William Franklin has been featured in the following guidance note concerning Employee-Ownership Trusts (“EOTs”) published by the Employee Share Ownership (Esop) Centre, a non-profit membership organisation promoting broad-based employee share ownership:
“There has been increasing interest in the employee-ownership business model in recent years, in particular since 2014 when the government introduced significant new tax reliefs to encourage companies to become majority or wholly owned by Employee Ownership Trusts (EOTs).
However, leading members of the Esop Centre have been concerned that accountants might not immediately appreciate the fundamental difference between an EOT and the type of Employee Share Ownership Plan trust (ESOP trust) which has been traditionally used to warehouse shares for direct employee equity participation.

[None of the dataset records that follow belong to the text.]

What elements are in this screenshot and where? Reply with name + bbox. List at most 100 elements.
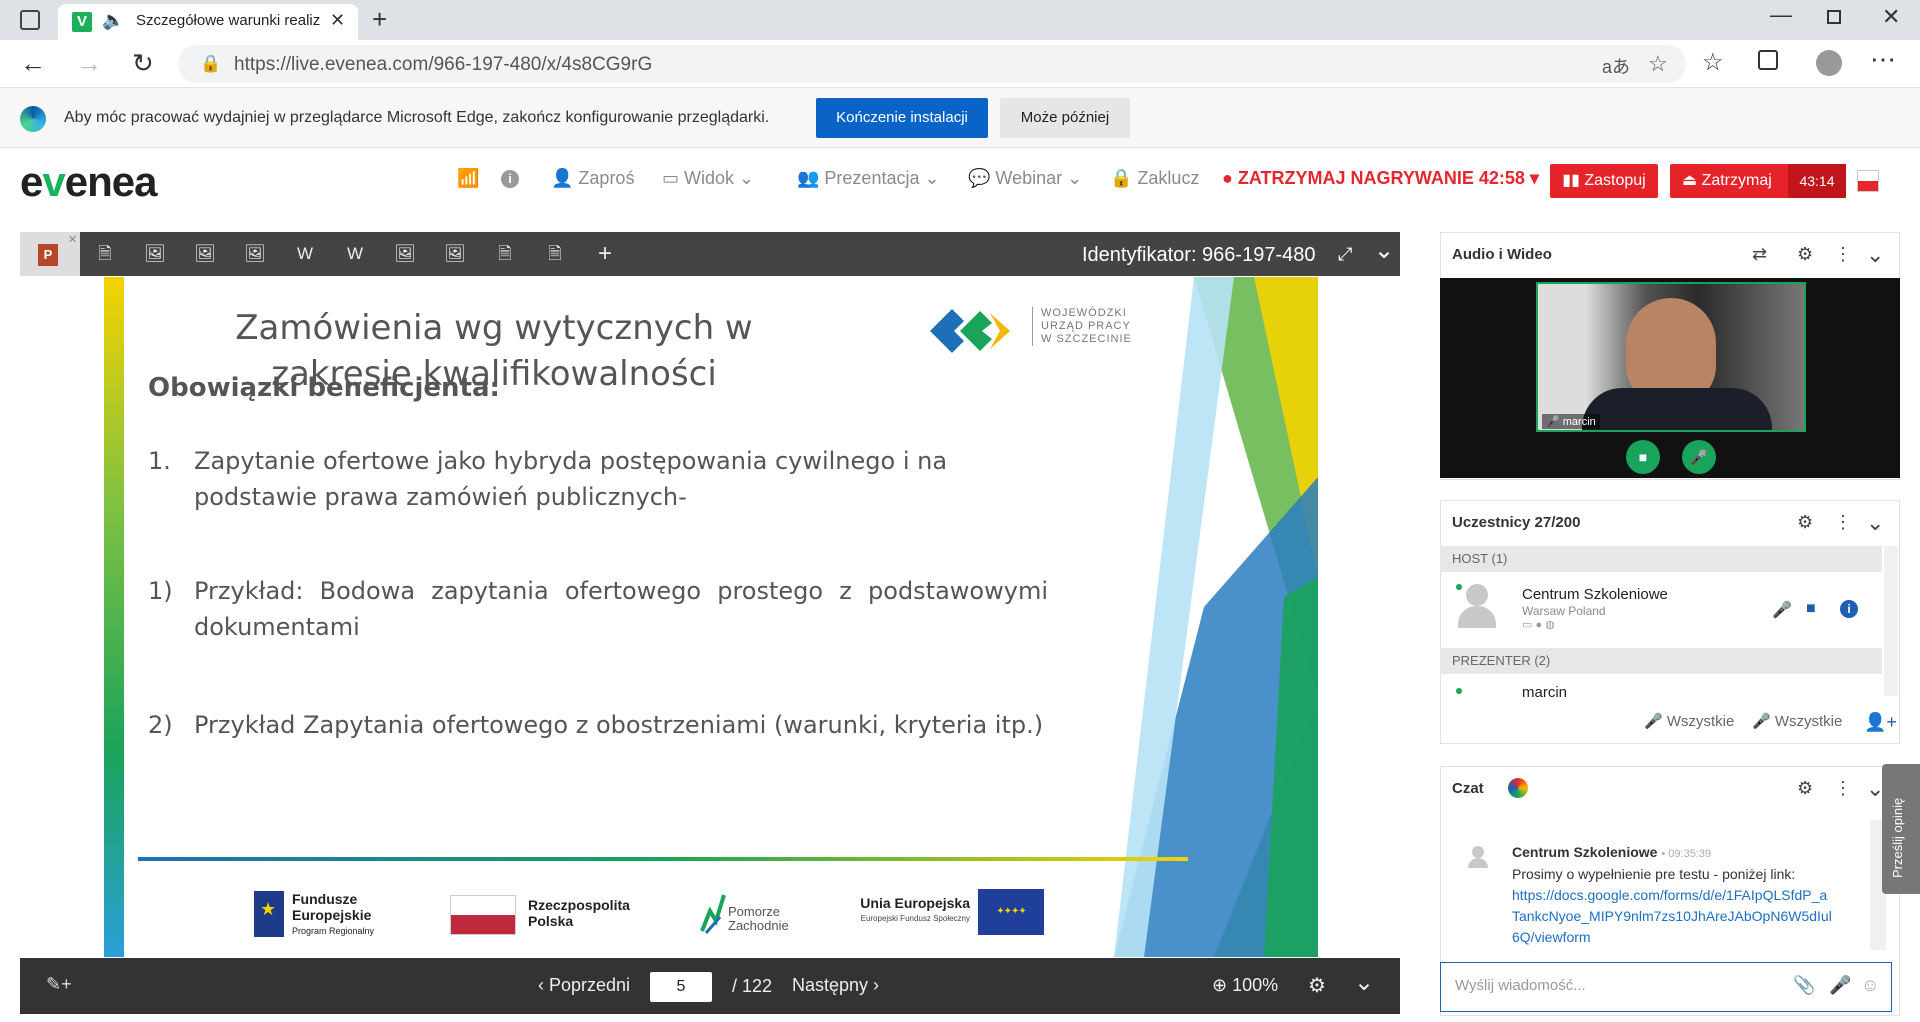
page-number-input[interactable]: 5 [650,972,712,1002]
chat-mic-icon[interactable]: 🎤 [1829,975,1851,996]
rp-logo-text: Rzeczpospolita Polska [528,897,630,929]
speaker-icon[interactable]: 🔈 [102,10,124,31]
add-participant-icon[interactable]: 👤+ [1864,712,1897,733]
replace-button[interactable]: ▮▮ Zastopuj [1550,164,1658,198]
host-camera-icon[interactable]: ■ [1806,600,1816,618]
camera-toggle-button[interactable]: ■ [1626,440,1660,474]
eu-flag-icon: ✦✦✦✦ [978,889,1044,935]
wifi-icon[interactable]: 📶 [457,168,479,189]
av-collapse-icon[interactable]: ⌄ [1866,242,1884,268]
feedback-tab[interactable]: Prześlij opinię [1882,764,1920,894]
chat-emoji-icon[interactable] [1508,778,1528,798]
host-info-icon[interactable]: i [1840,600,1858,618]
participants-title: Uczestnicy 27/200 [1452,514,1581,531]
back-icon[interactable]: ← [20,48,46,79]
thumbnail-doc-icon[interactable]: 🗎 [530,232,580,276]
favorites-icon[interactable]: ☆ [1702,48,1724,77]
read-aloud-icon[interactable]: aあ [1602,53,1630,79]
collections-icon[interactable] [1758,50,1778,70]
forward-icon[interactable]: → [76,48,102,79]
av-more-icon[interactable]: ⋮ [1834,244,1852,265]
info-message: Aby móc pracować wydajniej w przeglądarc… [64,109,770,126]
chat-input[interactable]: Wyślij wiadomość... 📎 🎤 ☺ [1440,962,1892,1012]
view-menu[interactable]: ▭ Widok ⌄ [662,168,754,189]
thumbnail-word-icon[interactable]: W [330,232,380,276]
thumbnail-image-icon[interactable]: 🖼 [230,232,280,276]
thumbnail-image-icon[interactable]: 🖼 [430,232,480,276]
feedback-label: Prześlij opinię [1890,797,1905,878]
screen: V 🔈 Szczegółowe warunki realiz ✕ + — ✕ ←… [0,0,1920,1022]
host-mic-icon[interactable]: 🎤 [1772,600,1792,620]
people-icon: 👥 [797,168,825,188]
maximize-icon[interactable] [1827,10,1841,24]
emoji-icon[interactable]: ☺ [1861,975,1879,996]
participants-panel [1440,500,1900,744]
pomorze-logo-text: Pomorze Zachodnie [728,904,789,933]
thumbnail-image-icon[interactable]: 🖼 [380,232,430,276]
flag-pl-icon[interactable] [1857,170,1879,192]
refresh-icon[interactable]: ↻ [132,48,154,79]
av-settings-icon[interactable]: ⚙ [1797,244,1813,265]
thumbnail-image-icon[interactable]: 🖼 [130,232,180,276]
lock-menu[interactable]: 🔒 Zaklucz [1110,168,1199,189]
chat-settings-icon[interactable]: ⚙ [1797,778,1813,799]
thumbnail-add-icon[interactable]: + [580,232,630,276]
browser-tab[interactable]: V 🔈 Szczegółowe warunki realiz ✕ [58,4,358,40]
webcam-video[interactable]: 🎤 marcin [1536,282,1806,432]
toolbar-collapse-icon[interactable]: ⌄ [1374,236,1394,265]
participants-collapse-icon[interactable]: ⌄ [1866,510,1884,536]
thumbnail-doc-icon[interactable]: 🗎 [480,232,530,276]
more-icon[interactable]: ⋯ [1870,44,1896,75]
invite-menu[interactable]: 👤 Zaproś [551,168,634,189]
presenter-row[interactable]: marcin [1522,684,1822,698]
maybe-later-button[interactable]: Może później [1000,98,1130,138]
stop-timer: 43:14 [1788,164,1846,198]
new-tab-icon[interactable]: + [372,4,387,35]
participants-more-icon[interactable]: ⋮ [1834,512,1852,533]
meeting-id: Identyfikator: 966-197-480 [1082,244,1316,266]
window-close-icon[interactable]: ✕ [1882,4,1900,30]
presentation-menu[interactable]: 👥 Prezentacja ⌄ [797,168,940,189]
participants-settings-icon[interactable]: ⚙ [1797,512,1813,533]
tab-close-icon[interactable]: ✕ [330,10,345,31]
stop-recording-button[interactable]: ● ZATRZYMAJ NAGRYWANIE 42:58 ▾ [1222,168,1539,189]
profile-avatar[interactable] [1816,50,1842,76]
padlock-icon: 🔒 [1110,168,1138,188]
stop-button[interactable]: ⏏ Zatrzymaj 43:14 [1670,164,1846,198]
mute-all-video-button[interactable]: 🎤 Wszystkie [1752,712,1842,730]
pomorze-logo-icon [698,891,728,935]
favorite-star-icon[interactable]: ☆ [1648,51,1668,77]
attach-icon[interactable]: 📎 [1793,975,1815,996]
zoom-control[interactable]: ⊕ 100% [1212,975,1278,996]
flag-pl-logo-icon [450,895,516,935]
thumbnail-image-icon[interactable]: 🖼 [180,232,230,276]
chat-placeholder: Wyślij wiadomość... [1455,977,1586,994]
thumbnail-doc-icon[interactable]: 🗎 [80,232,130,276]
thumbnail-strip: 🗎 🖼 🖼 🖼 W W 🖼 🖼 🗎 🗎 + [80,232,720,276]
chat-more-icon[interactable]: ⋮ [1834,778,1852,799]
info-icon[interactable]: i [501,170,519,188]
thumbnail-word-icon[interactable]: W [280,232,330,276]
evenea-logo[interactable]: evenea [20,158,157,206]
url-field[interactable]: 🔒 https://live.evenea.com/966-197-480/x/… [178,45,1686,83]
favicon-icon: V [72,12,92,32]
chat-avatar [1468,846,1488,870]
swap-icon[interactable]: ⇄ [1752,244,1767,265]
viewer-collapse-icon[interactable]: ⌄ [1354,968,1374,997]
tab-actions-icon[interactable] [20,10,40,30]
annotate-pen-icon[interactable]: ✎+ [46,974,72,995]
minimize-icon[interactable]: — [1770,2,1792,28]
next-slide-button[interactable]: Następny › [792,975,879,996]
fullscreen-icon[interactable]: ⤢ [1338,244,1352,265]
prev-slide-button[interactable]: ‹ Poprzedni [538,975,630,996]
chat-link[interactable]: https://docs.google.com/forms/d/e/1FAIpQ… [1512,885,1832,948]
mic-toggle-button[interactable]: 🎤 [1682,440,1716,474]
mute-all-audio-button[interactable]: 🎤 Wszystkie [1644,712,1734,730]
webinar-menu[interactable]: 💬 Webinar ⌄ [968,168,1082,189]
thumb-close-icon[interactable]: ✕ [68,233,77,246]
viewer-settings-icon[interactable]: ⚙ [1308,973,1326,998]
participants-scrollbar[interactable] [1884,546,1898,696]
wup-logo-text: WOJEWÓDZKI URZĄD PRACY W SZCZECINIE [1032,307,1142,346]
zoom-in-icon: ⊕ [1212,975,1233,995]
finish-setup-button[interactable]: Kończenie instalacji [816,98,988,138]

Under UITF38, ESOP trusts were treated in the accounts as an extension of the company, in what was sometimes called the “extended equity” method of accounting. UITF38 has now been replaced by new rules for intermediate payment arrangements in FRS102; this contains a rebuttal presumption that the extended equity method applies to ESOPs (and other similar intermediary payment arrangements).
In conjunction with William Franklin of Pett, Franklin & Co. LLP and Graeme Nuttall OBE of Fieldfisher LLP, the Esop Centre discussed the issue with staff at the Financial Reporting Council (FRC). Following those discussions, it is our understanding that, when an EOT owns shares in a company, the presumption that extended equity accounting applies can be rebutted because, unlike an ESOP trust, an EOT is part of the company’s ownership and governance structure and is designed to operate alongside or independently of the board of the sponsoring company.”